Firly bersama istrinya, Ani, tertatih-tatih membangun usaha Mama Khas Banjar selama separuh dekade. Sayangnya, usaha mikro itu runtuh sebab seorang pembeli melaporkan sejumlah produk yang dijual tanpa mencantumkan tanggal kedaluwarsa.
Permasalahan yang bagi sejumlah orang terkesan bagai kerikil, nyatanya cukup kuat untuk menyandung Firly.

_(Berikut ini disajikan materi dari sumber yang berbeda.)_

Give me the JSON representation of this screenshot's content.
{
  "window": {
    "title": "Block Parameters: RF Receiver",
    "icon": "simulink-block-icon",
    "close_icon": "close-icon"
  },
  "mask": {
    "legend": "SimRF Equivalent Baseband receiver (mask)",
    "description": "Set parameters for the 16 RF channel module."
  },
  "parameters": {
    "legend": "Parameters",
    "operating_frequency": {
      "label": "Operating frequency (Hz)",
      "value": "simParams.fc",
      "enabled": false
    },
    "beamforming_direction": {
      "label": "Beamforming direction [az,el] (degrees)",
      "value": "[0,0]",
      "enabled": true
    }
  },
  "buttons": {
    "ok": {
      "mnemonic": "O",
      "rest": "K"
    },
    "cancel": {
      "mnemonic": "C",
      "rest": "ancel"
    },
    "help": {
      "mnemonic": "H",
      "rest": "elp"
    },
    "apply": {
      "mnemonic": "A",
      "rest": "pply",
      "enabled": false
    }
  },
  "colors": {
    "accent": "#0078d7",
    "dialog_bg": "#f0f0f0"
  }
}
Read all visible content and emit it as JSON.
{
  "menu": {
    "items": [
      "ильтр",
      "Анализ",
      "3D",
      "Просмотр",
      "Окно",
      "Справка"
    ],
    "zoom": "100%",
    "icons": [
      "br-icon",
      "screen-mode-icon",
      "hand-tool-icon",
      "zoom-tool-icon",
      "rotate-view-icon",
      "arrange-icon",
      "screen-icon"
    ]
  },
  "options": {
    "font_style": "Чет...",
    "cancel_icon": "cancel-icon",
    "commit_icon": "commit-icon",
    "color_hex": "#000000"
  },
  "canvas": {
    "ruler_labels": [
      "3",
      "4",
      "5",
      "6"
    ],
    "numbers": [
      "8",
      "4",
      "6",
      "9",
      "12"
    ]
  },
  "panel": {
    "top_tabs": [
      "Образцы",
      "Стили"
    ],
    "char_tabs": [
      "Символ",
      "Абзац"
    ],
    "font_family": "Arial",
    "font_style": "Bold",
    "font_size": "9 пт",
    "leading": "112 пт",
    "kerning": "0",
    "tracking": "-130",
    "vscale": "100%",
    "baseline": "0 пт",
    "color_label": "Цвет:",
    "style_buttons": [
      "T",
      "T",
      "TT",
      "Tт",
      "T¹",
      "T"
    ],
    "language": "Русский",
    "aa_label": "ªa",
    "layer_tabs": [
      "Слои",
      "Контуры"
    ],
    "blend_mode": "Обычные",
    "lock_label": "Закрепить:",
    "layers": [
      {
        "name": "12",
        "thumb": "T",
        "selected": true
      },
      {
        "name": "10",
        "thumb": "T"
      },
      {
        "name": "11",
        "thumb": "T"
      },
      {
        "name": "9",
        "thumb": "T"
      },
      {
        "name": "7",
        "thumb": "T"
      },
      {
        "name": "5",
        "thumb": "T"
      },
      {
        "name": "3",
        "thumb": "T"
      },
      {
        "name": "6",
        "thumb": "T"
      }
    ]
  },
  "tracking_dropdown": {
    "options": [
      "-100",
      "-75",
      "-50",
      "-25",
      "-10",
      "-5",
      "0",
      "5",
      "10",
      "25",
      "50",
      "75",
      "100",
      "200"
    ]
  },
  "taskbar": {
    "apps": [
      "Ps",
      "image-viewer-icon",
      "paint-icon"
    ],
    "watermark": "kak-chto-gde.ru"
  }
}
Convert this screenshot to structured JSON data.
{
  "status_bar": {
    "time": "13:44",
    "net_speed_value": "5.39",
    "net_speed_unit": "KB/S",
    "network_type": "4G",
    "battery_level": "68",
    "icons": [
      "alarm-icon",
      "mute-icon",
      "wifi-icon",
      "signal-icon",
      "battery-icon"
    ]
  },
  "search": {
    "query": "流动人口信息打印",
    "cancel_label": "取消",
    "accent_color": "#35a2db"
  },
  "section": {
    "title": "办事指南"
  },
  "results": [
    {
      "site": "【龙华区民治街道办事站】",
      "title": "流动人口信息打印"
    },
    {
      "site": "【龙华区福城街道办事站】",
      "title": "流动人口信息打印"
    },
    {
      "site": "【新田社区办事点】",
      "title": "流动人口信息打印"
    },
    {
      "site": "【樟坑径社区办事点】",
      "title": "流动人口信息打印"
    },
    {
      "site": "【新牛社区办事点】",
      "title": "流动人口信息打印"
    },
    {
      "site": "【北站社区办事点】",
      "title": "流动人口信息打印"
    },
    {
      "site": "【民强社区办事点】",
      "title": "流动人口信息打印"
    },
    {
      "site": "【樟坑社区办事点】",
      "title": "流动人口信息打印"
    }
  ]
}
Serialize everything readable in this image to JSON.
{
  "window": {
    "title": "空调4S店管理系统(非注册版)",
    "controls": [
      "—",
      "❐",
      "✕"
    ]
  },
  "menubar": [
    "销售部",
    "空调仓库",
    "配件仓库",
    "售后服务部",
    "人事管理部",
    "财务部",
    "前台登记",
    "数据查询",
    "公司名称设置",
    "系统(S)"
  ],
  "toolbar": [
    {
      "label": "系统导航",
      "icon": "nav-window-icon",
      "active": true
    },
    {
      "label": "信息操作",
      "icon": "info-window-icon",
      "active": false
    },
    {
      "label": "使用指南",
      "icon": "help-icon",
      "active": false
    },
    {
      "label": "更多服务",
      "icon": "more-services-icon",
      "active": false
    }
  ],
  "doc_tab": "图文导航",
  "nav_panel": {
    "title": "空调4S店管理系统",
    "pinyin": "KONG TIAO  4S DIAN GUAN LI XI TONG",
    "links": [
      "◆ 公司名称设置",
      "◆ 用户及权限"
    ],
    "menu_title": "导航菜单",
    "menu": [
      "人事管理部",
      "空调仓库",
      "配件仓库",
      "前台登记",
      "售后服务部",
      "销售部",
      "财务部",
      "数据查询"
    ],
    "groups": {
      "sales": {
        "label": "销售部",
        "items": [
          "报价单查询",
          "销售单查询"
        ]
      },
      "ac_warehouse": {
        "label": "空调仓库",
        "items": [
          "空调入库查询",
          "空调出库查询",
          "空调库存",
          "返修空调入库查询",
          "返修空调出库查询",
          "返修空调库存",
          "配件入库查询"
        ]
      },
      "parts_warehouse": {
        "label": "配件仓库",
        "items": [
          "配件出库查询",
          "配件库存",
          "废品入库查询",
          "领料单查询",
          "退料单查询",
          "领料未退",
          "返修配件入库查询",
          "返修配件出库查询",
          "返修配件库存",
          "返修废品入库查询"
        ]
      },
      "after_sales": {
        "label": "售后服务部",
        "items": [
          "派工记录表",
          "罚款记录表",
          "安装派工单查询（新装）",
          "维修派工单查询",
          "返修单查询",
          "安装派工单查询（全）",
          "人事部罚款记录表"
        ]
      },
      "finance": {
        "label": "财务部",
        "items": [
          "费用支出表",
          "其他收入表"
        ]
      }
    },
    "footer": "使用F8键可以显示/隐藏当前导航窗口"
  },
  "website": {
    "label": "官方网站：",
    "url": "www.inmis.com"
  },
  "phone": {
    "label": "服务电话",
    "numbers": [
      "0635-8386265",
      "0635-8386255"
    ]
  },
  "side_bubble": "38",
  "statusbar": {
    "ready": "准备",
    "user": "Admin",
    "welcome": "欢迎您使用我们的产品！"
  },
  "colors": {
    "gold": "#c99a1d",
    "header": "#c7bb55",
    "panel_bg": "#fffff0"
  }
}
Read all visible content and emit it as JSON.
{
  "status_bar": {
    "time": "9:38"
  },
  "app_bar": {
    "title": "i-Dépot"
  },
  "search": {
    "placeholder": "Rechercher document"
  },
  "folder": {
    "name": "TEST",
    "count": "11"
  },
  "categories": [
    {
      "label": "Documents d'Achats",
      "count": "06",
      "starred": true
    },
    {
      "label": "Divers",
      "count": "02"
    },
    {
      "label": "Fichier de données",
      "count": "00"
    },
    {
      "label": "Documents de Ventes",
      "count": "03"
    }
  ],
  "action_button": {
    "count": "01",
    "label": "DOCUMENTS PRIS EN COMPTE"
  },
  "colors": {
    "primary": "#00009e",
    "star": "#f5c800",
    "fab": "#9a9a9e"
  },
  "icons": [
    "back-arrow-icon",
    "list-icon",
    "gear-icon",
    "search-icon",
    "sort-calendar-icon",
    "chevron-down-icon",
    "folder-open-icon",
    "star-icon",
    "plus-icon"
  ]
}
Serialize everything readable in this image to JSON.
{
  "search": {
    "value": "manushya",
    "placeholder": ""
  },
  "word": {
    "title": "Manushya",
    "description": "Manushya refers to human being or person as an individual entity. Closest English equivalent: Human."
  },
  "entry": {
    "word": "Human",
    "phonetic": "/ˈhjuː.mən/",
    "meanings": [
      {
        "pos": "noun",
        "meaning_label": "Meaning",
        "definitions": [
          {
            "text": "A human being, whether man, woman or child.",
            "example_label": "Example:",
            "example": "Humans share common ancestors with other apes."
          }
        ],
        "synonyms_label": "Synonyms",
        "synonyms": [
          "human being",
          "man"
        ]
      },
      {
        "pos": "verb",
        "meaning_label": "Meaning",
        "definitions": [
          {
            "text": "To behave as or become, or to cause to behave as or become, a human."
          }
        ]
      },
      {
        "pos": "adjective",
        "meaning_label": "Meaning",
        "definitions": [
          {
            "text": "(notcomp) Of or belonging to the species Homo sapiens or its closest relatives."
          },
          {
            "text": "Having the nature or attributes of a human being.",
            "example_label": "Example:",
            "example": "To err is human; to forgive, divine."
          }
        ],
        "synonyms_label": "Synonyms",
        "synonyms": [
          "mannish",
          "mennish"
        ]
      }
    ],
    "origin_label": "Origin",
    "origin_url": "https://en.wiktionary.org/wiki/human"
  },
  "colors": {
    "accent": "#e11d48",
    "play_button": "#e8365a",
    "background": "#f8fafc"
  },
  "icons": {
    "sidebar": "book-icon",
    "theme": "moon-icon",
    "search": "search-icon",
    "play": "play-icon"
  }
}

Per 1 Mei 2025, Mama Khas Banjar dinyatakan tutup, namun Firly bersama Ani menolak untuk meratapi puing-puing jerih payah mereka dalam diam. Sementara Firly menjalani proses hukum, Ani bersama rekan-rekan pengusahanya menempuh berbagai cara untuk memperjuangkan keadilan.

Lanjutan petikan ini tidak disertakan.